Tuesday, September 6, 2011

King Coffees: Richard II

Possibly my favorite speech from R2.
This morning I met my friend Collin for a "King Coffee." We are both really excited about the Kingship Cycle and just having a great time talking through the Big 8. At our last King Coffee, we came at the whole project, but today we focused just on Richard II.

I. love. this. play. It's been probably about eight years since I last read it. What an absolute joy to come back to it -- and no longer as a junior in college with little-to-no background in English history, little-to-no experience acting Shakespeare, (come on, let's face it) little-to-no experience whatsoever. Since then, however, I have acted in 1, 2, 3 Henry VI, Henry V, and Richard III. So I know the personnel in these plays now. No simple feat. And well ... just having lived a little bit of life changes the way you read a play. I'm a completely different person than I was eight years ago. Thank goodness.
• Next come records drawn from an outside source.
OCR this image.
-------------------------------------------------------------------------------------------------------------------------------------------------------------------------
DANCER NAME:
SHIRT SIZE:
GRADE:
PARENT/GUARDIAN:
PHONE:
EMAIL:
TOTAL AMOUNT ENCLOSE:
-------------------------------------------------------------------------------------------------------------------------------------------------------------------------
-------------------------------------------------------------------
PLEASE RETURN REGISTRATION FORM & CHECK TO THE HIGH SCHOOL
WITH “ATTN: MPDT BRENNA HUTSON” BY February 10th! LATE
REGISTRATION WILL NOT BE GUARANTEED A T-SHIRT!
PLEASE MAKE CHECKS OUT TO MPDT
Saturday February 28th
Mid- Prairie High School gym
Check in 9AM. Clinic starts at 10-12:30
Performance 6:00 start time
Anyway. Armed with sticky notes, highlighters, multi-colored pens, and iced coffee -- Collin and I sat down to get any kind of handle on this play whatsoever. Here are some of the things I was interested in (as indicated by blue, green, and yellow sticky notes):

  • the abilities of the king. What is able to do? What are the things he is incapable of doing? (These started out as blue sticky notes, which ended up becoming a little more general and inclusive mentions of 'kingship.')
  • the death or downfall of kings (green sticky notes). The dichotomy of high/low is, of course, incredibly pronounced in this play. Great concerns with high ambitions, lofty thoughts, the heavens, the association of the king with the divine/height. And how far a king has to fall, to "come down," the earth, baseness, the common people.
  • England, the realm, the nation. (yellow stickies) This ties into the body politic, how the body of the king embodies the nation.
There are so many passages that interested me in this play, but one that particularly jumped out at me is in the above photo: "throw away Respect, / Tradition, Forme, and Ceremonious dutie, / for you have but mistooke me all this while" (3.2.175-7). Without these things, Richard argues he is not a king. He becomes a common man, as other men are. This speaks all the way across to Henry V's monologue on "ceremony" and kingship. But I get a little ahead of myself! Shakespeare introduces here in R2 how we might think of kings and common men. Let's see how it unravels next in 1 Henry IV.